The Cross Road is a 2008 drama film written and directed by Alexandra Thompson. Starring Shenae Grimes as Bridget and Garen Boyajian as Salaam, it is a story of love and intolerance.

==Synopsis==
The Cross Road is a modern Romeo and Juliet type of story. The Syrian Ahmed family has recently immigrated to the States and chooses to live in Middle America. The family is confronted by the Monroes, an American family who has a great distrust of foreigners, particularly Arabs. Walker Monroe (Bruce Gooch) wants to drive the Syrian family out of their town.

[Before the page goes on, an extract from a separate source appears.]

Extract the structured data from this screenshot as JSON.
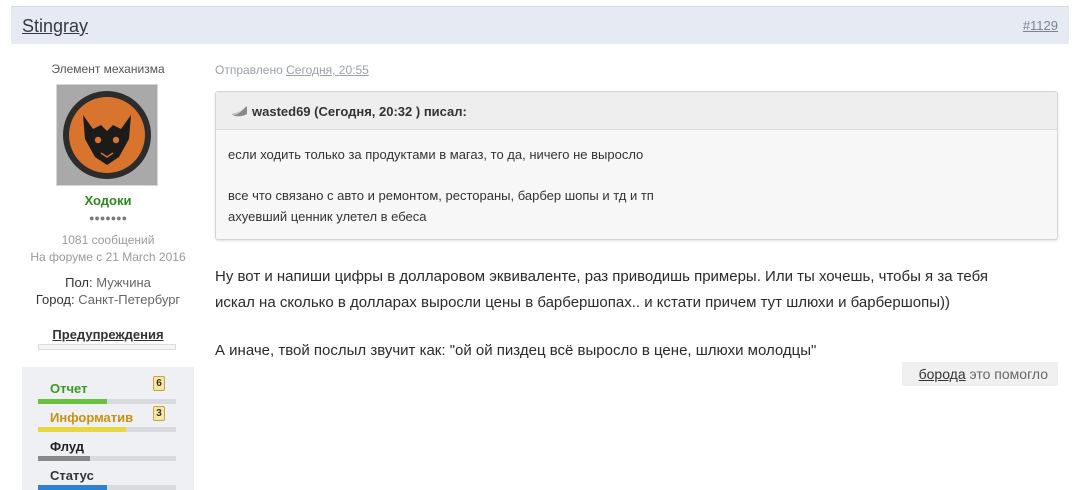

Meanwhile, Salaam (Garen Boyajian), the young son of the immigrants has fallen in love with the American family's daughter Bridget (Shenae Grimes). Walker recruits a fatherless teen next door to help him drive the Ahmeds out of his town but in doing so he jeopardizes Salaam's life and his own daughter's happiness.

==Awards and nominations==
- Wins
- Actor Garen Boyajian, winner of "Best Male Actor" at the Monaco International Film Festival for his role in the film as Salaam
- Actors Garen Boyajian, Shenae Grimes, Tommy Lioutas, Bruce Gooch and Sean O'Neill, co-winners of "Best Ensemble Cast" at the same festival
- Director Alexandra Thompson won the AFA Award at the 2008 Angel Film Awards
- Nominations
- The film was also nominated for the "Golden Aphrodite Award" at the Cyprus International Film Festival.